Membicarakan pembangunan infrastruktur hijau dan resilient tidak lepas dari pembiayaan perubahan iklim dan Kementerian Keuangan memiliki peran penting di dalamnya. Dari sisi kerangka kebijakan, Kementerian Keuangan telah menyusun Green Planning and Budgeting Strategy for Indonesia’s Sustainable Development (GPB Strategy), yang merupakan tindak lanjut dari diterbitkannya Peraturan Presiden Nomor 61 Tahun 2011 tentang Rencana Aksi Nasional Penurunan Emisi Gas Rumah Kaca (RAN-GRK). GPB Strategy berisi kebijakan-kebijakan pembangunan yang direncanakan oleh Pemerintah yang terfokus pada mitigasi dan adaptasi terhadap perubahan iklim, lingkungan, dan pertumbuhan jangka panjang; yang diintegrasikan dalam RPJMN. Instrumen-instrumen kebijakan untuk melaksanakan program-program GPB antara lain melalui belanja pemerintah, insentif fiskal, pelibatan sektor keuangan, dan peraturan perundang-undangan.

Instrumen fiskal, dalam hal ini APBN, memiliki peran yang penting dalam pembangunan infrastruktur hijau dan resilient yang pada akhirnya akan berkontribusi pada penurunan emisi GRK. Dari sisi kebijakan pendapatan, Pemerintah telah memberikan insentif fiskal kepada pelaku usaha di bidang infrastruktur hijau, misalnya dengan pemberian tax allowance untuk pengembangan energi terbarukan.
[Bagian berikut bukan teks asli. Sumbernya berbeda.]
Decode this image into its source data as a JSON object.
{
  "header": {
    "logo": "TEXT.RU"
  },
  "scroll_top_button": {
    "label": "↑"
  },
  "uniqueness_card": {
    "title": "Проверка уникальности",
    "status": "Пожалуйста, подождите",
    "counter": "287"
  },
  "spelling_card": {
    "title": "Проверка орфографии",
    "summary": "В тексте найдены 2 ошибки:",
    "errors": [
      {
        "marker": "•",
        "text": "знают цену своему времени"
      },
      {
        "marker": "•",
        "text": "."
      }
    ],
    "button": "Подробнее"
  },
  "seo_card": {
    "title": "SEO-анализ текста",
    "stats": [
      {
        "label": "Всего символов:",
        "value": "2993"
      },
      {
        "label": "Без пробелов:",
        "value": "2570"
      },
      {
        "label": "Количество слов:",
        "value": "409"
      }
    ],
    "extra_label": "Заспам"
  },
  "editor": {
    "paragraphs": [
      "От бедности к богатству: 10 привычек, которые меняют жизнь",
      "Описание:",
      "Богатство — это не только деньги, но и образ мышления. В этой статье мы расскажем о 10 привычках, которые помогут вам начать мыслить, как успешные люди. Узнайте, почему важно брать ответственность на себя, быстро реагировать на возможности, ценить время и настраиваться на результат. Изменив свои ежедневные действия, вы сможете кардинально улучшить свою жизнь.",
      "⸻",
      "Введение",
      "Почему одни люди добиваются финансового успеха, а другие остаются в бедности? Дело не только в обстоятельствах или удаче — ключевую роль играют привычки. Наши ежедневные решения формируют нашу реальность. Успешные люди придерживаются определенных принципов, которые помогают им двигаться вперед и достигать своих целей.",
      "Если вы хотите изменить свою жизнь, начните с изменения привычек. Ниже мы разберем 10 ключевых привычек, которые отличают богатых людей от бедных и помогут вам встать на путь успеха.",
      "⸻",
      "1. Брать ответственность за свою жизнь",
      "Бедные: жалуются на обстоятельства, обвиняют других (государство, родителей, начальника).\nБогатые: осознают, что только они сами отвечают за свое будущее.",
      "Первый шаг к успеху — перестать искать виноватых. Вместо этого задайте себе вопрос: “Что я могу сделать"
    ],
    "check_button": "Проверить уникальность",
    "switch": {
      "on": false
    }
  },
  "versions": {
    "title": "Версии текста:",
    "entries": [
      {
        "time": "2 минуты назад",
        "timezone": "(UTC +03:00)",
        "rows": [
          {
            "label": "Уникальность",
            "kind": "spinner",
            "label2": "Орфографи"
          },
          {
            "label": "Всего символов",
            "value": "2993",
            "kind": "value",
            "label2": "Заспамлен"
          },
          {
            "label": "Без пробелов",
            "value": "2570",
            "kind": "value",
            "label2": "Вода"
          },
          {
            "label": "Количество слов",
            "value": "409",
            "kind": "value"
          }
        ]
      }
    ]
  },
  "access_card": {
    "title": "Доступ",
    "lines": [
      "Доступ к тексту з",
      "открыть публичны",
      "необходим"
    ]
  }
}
Dengan beban pajak yang lebih ringan, pembangunan infrastruktur hijau diharapkan lebih menarik minat badan usaha untuk berinvestasi.

Selain pemberian insentif fiskal, Pemerintah berencana mengenakan pajak karbon terhadap penghasil emisi GRK. Pajak karbon telah diusulkan dalam Rancangan Undang-Undang Ketentuan Umum Perpajakan (RUU KUP) yang saat ini sedang dibahas oleh Pemerintah bersama Dewan Perwakilan Rakyat (DPR). Dalam konsep pajak karbon, pihak yang menghasilkan emisi lebih banyak akan membayar pajak yang lebih besar karena tarif pajak karbon ditetapkan per jumlah emisi yang dihasilkan. Pengenaan pajak karbon akan menjadi disinsentif bagi kegiatan ekonomi yang tidak ramah lingkungan karena beban pajak yang lebih besar, dan sebaliknya, akan menjadi insentif yang mendorong kegiatan ekonomi yang lebih ramah lingkungan. Di samping sebagai sumber pendapatan negara, pajak karbon juga dapat digunakan sebagai sumber pendanaan perubahan iklim melalui earmarking, termasuk pembangunan infrastruktur hijau dan resilien.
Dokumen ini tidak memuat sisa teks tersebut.